Ads 468x60px

quinta-feira, 27 de dezembro de 2012

Desventuras da dona de uma cachorra inteligente - Cap. 01

    Pois é! Milagres acontecem, e medos desaparecem. Era uma vez uma menininha mimada que morria de medo de cachorros... E essa história poderia acabar com uma vida mais ou menos saudável e feliz, longe dos bichinhos peludos, conhecidos por serem os melhores amigos do homem. Mas, em algum lugar do passado houve o Donnie (desculpem, não tenho foto digital do meu cachorro)!!! Poderíamos estar falando do cantor e ator, membro fundador e líder da BoyBand New Kids on the Block. E seria uma benção se fosse ele. Mas estamos falando de Donnie Dog, companheiro de quatro patas desta que vos escreve. 
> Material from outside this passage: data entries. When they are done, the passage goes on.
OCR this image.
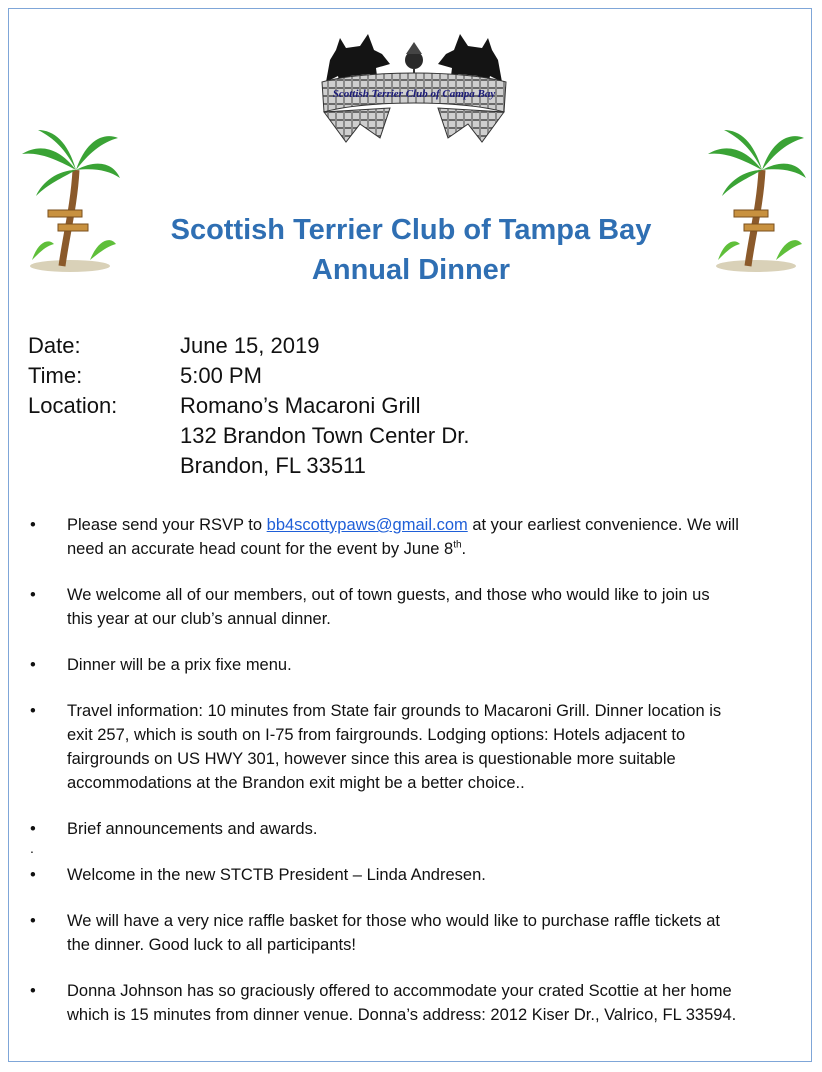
Scottish Terrier Club of Campa Bay
Scottish Terrier Club of Tampa Bay
Annual Dinner
Date:	June 15, 2019
Time:	5:00 PM
Location:	Romano’s Macaroni Grill
132 Brandon Town Center Dr.
Brandon, FL 33511
• Please send your RSVP to bb4scottypaws@gmail.com at your earliest convenience. We will
need an accurate head count for the event by June 8th.
• We welcome all of our members, out of town guests, and those who would like to join us
this year at our club’s annual dinner.
• Dinner will be a prix fixe menu.
• Travel information: 10 minutes from State fair grounds to Macaroni Grill. Dinner location is
exit 257, which is south on I-75 from fairgrounds. Lodging options: Hotels adjacent to
fairgrounds on US HWY 301, however since this area is questionable more suitable
accommodations at the Brandon exit might be a better choice..
• Brief announcements and awards.
.
• Welcome in the new STCTB President – Linda Andresen.
• We will have a very nice raffle basket for those who would like to purchase raffle tickets at
the dinner. Good luck to all participants!
• Donna Johnson has so graciously offered to accommodate your crated Scottie at her home
which is 15 minutes from dinner venue. Donna’s address: 2012 Kiser Dr., Valrico, FL 33594.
    Eu tinha por volta de quinze anos quando meus pais se separaram. E eu escolhi ficar com meu pai. Pouco antes do ocorrido, minha mãe, já sabendo o que ia acontecer, pegou um dos cachorrinhos criados por minha tia, um Yorkshire. Ele já tinha quase um ano quando veio morar conosco, e tinha um nome: Júnior! O que muitos dos leitores não sabem é que sou teimosa, voluntariosa, cheia de vontades e amo música. E, aos quinze anos, eu era apaixonada por Donnie Wahlberg, líder do New Kids on the Block (já citado). Então, depois de discutir nomes com minha melhor amiga na época, chegamos à conclusão que ele deveria carregar  a alcunha de nosso herói. Eu queria Mark (Wahlberg), na verdade. Mas minha amiga me convenceu que Donnie seria melhor. 
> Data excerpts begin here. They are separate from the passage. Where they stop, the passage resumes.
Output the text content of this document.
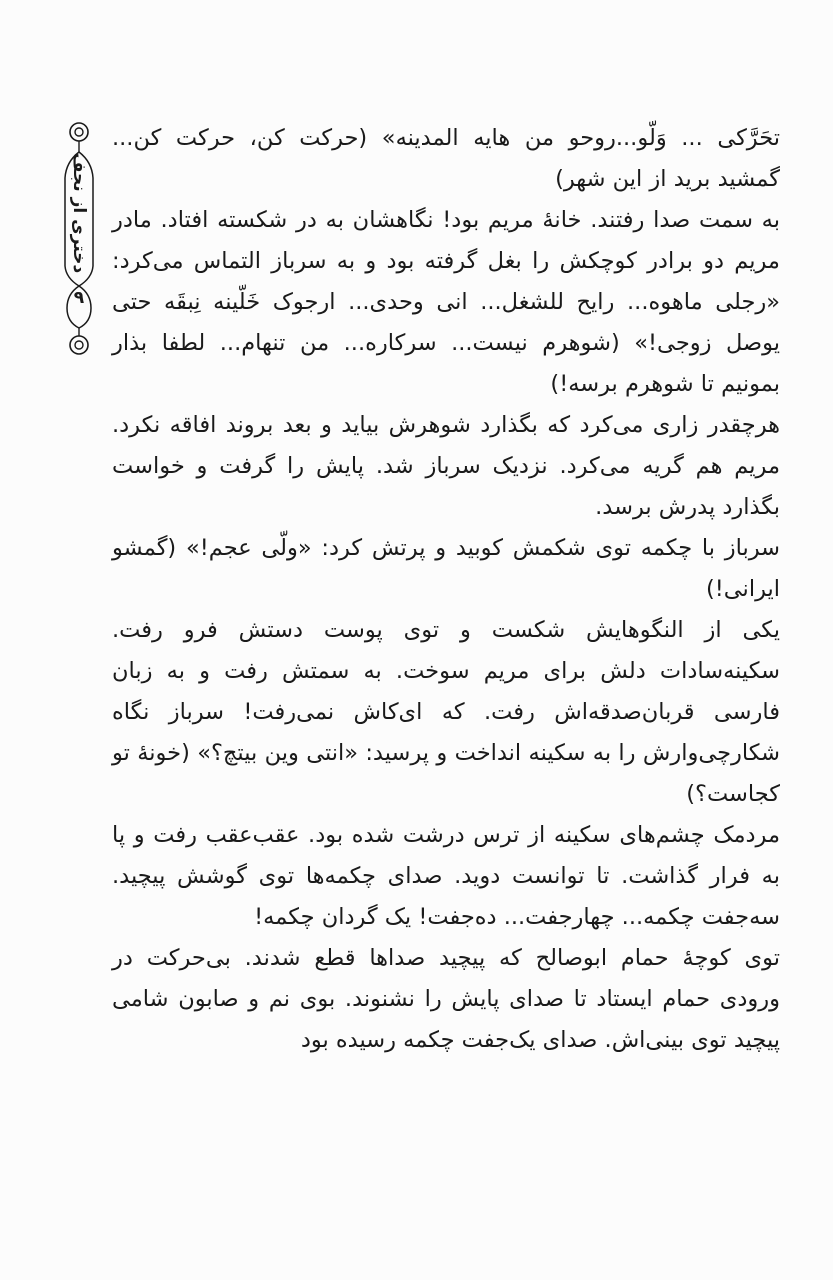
دختری از نجف
۹

تحَرَّکی ... وَلّو...روحو من هایه المدینه» (حرکت کن، حرکت کن... گمشید برید از این شهر)

به سمت صدا رفتند. خانهٔ مریم بود! نگاهشان به در شکسته افتاد. مادر مریم دو برادر کوچکش را بغل گرفته بود و به سرباز التماس می‌کرد: «رجلی ماهوه... رایح للشغل... انی وحدی... ارجوک خَلّینه نِبقَه حتی یوصل زوجی!» (شوهرم نیست... سرکاره... من تنهام... لطفا بذار بمونیم تا شوهرم برسه!)

هرچقدر زاری می‌کرد که بگذارد شوهرش بیاید و بعد بروند افاقه نکرد. مریم هم گریه می‌کرد. نزدیک سرباز شد. پایش را گرفت و خواست بگذارد پدرش برسد.

سرباز با چکمه توی شکمش کوبید و پرتش کرد: «ولّی عجم!» (گمشو ایرانی!)

یکی از النگوهایش شکست و توی پوست دستش فرو رفت. سکینه‌سادات دلش برای مریم سوخت. به سمتش رفت و به زبان فارسی قربان‌صدقه‌اش رفت. که ای‌کاش نمی‌رفت! سرباز نگاه شکارچی‌وارش را به سکینه انداخت و پرسید: «انتی وین بیتچ؟» (خونهٔ تو کجاست؟)

مردمک چشم‌های سکینه از ترس درشت شده بود. عقب‌عقب رفت و پا به فرار گذاشت. تا توانست دوید. صدای چکمه‌ها توی گوشش پیچید. سه‌جفت چکمه... چهارجفت... ده‌جفت! یک گردان چکمه!

توی کوچهٔ حمام ابوصالح که پیچید صداها قطع شدند. بی‌حرکت در ورودی حمام ایستاد تا صدای پایش را نشنوند. بوی نم و صابون شامی پیچید توی بینی‌اش. صدای یک‌جفت چکمه رسیده بود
    E ela estava certa. O nome caiu como uma luva para o bichinho, pois ele era a estrela do nosso show. Muito engraçadinho, brincalhão, companheiro e, por vezes, encrenqueiro. Meu pai, muito rígido com as coisas, me fez prometer que eu iria cuidar de todos os assuntos pertinentes ao cachorro, sob a pena de tê-lo enviado de volta para a minha tia, caso eu não o fizesse. E eis outro pormenor de minha vida particular: meu pai cumpria as promessas dele! Então não havia como não obedecer. Eu penei na mão do Donnie!!! 
    Acontece que eu estudava o dia todo, e meus pais trabalhavam. O cachorro (poi é) ficava sozinho em casa, e tinha aí bem umas 8 horas para aprontar de tudo. O clássico cocô no bumbum, o menos clássico caminho de cocô no carpete, o inusitado agasalho mastigado, e o acolchoado namorado também. Fui clara? No fim da tarde, ao chegar da escola, eu tinha um ritual: cortar o excesso de pelo em volta do bumbum dele, limpar a eventual sujeira fisiológica grudada lá, esfregar o carpete com vinagre (todo ele, pois Donnie caprichava na bagunça), e esconder quaisquer outras provas de crimes cometidos pelo indivíduo, antes que meu pai chegasse. 
    Em troca, Donnie me recebia com festa sempre que eu abria a porta, escondia seus pertences na minha cama, tornando a hora de dormir um evento, brincava com meu pai, e supria as carências da minha mãe. Enfim, fazia a casa funcionar com mais leveza, mesmo durante a crise que passávamos. Ele só não conseguiu evitar a separação dos meus pais!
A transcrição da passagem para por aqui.